Dec. 19, 2013, 5:46 AM
- Uralkali (URALL) Q3 revenue of $856M (-19.2% Y/Y). Net revenue of $697M (-21% Y/Y).
- Production volumes broadly unchanged Y/Y at 2.7M tonnes of KCI
- Sales volumes broadly unchanged at 2.6 million tonnes
- Average export price -27% to $272 per tonne
- Management comments: "Q3 was a turning point for Uralkali. By mid-summer 2013, potash prices had been declining for six quarters and responsible market leadership via a price focused strategy had started to materially negatively impact Uralkali’s market share. Therefore, after careful consideration, Uralkali’s Board of Directors decided to change the Company’s market posture and move from a rigid ‘price-over-volume’ strategy to a more flexible approach whereby the Company continues to focus on shareholder value maximisation, prioritising volumes or prices depending on the market situation."
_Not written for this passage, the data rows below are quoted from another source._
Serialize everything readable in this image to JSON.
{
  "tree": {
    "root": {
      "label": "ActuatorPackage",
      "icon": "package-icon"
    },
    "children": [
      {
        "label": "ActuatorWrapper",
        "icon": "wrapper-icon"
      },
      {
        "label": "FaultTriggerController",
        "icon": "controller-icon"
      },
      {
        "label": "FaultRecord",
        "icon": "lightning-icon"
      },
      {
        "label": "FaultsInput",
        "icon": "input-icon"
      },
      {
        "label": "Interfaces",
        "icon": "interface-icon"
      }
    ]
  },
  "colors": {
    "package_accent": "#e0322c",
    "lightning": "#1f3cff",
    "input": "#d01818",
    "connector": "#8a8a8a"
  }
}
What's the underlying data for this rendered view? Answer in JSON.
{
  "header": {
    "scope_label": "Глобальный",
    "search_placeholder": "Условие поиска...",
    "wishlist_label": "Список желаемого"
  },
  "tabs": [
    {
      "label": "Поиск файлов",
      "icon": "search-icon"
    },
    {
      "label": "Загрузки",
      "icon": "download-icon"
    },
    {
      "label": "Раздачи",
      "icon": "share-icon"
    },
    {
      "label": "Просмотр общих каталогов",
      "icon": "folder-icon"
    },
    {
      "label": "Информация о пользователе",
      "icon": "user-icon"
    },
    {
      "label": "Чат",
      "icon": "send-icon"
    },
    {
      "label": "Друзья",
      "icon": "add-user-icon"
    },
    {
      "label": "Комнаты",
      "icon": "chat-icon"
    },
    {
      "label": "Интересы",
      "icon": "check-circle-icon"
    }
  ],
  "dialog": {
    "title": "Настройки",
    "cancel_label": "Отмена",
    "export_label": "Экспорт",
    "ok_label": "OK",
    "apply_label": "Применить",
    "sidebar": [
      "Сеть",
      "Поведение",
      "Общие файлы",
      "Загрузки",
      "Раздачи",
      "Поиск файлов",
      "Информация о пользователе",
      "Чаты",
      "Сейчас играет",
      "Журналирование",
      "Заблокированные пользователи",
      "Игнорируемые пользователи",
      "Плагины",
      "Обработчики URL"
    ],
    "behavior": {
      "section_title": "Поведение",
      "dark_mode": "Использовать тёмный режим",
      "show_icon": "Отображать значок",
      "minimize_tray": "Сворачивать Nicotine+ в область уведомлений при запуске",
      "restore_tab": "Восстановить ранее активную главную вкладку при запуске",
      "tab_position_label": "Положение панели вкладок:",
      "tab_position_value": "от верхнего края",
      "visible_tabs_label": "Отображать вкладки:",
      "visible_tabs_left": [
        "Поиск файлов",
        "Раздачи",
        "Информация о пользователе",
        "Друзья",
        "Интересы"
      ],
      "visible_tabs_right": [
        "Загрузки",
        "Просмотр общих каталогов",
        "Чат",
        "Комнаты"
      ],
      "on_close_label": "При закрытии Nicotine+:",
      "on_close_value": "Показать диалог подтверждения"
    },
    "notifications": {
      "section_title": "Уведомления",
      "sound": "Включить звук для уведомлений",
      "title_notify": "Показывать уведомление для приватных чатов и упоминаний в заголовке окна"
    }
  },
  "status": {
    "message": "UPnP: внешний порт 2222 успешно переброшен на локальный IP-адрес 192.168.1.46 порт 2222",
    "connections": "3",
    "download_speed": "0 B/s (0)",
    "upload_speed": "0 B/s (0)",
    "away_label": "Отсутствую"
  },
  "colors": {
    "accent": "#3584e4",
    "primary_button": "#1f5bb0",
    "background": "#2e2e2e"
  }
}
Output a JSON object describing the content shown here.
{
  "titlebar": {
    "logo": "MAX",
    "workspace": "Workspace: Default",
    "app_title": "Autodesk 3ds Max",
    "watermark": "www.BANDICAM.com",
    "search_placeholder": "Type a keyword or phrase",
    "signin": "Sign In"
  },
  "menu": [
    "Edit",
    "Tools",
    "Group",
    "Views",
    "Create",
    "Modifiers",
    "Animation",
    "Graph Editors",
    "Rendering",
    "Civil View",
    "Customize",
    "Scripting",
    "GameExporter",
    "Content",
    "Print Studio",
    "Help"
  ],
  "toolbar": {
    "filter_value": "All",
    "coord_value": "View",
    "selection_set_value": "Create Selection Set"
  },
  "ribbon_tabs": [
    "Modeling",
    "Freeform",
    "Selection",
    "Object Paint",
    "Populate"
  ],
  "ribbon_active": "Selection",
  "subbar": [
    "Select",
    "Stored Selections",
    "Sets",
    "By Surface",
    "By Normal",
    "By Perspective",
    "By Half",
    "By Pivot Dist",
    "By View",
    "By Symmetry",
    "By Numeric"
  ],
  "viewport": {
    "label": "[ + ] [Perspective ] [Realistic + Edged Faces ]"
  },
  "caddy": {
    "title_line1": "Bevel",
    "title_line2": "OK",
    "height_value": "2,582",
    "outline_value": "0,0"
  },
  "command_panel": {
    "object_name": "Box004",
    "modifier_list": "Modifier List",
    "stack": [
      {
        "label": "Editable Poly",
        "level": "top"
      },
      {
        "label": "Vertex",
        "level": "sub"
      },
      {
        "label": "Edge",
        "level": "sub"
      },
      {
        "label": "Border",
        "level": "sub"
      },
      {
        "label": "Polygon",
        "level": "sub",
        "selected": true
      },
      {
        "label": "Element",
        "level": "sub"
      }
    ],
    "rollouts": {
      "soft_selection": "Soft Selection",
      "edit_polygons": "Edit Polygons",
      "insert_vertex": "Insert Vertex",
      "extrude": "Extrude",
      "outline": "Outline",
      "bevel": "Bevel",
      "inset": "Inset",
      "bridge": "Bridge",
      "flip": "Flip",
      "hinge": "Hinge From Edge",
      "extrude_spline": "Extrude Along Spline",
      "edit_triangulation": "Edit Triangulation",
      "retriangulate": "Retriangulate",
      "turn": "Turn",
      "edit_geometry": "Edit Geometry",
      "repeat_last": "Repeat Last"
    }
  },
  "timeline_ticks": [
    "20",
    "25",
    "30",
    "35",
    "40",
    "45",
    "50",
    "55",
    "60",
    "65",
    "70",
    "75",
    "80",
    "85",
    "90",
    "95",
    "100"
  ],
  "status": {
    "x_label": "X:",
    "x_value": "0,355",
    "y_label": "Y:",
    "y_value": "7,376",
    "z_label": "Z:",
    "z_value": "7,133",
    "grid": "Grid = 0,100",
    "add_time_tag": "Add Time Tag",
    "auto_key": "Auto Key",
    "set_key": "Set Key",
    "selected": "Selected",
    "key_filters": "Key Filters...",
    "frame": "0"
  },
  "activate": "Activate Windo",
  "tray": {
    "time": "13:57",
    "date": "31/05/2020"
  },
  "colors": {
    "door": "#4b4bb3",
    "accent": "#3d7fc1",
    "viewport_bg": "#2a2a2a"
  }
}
- "During July-August, the potash market remained stagnant, firstly, due to a seasonal lull, and, secondly, due to customer caution in response to the changing market landscape. However, as the fall application campaign approached, we saw restoration of demand in major growing regions, such as China, India and Brazil. We believe that the new market environment will balance potash supply and demand in a more efficient way, thus ensuring higher levels of fertiliser availability for consumers."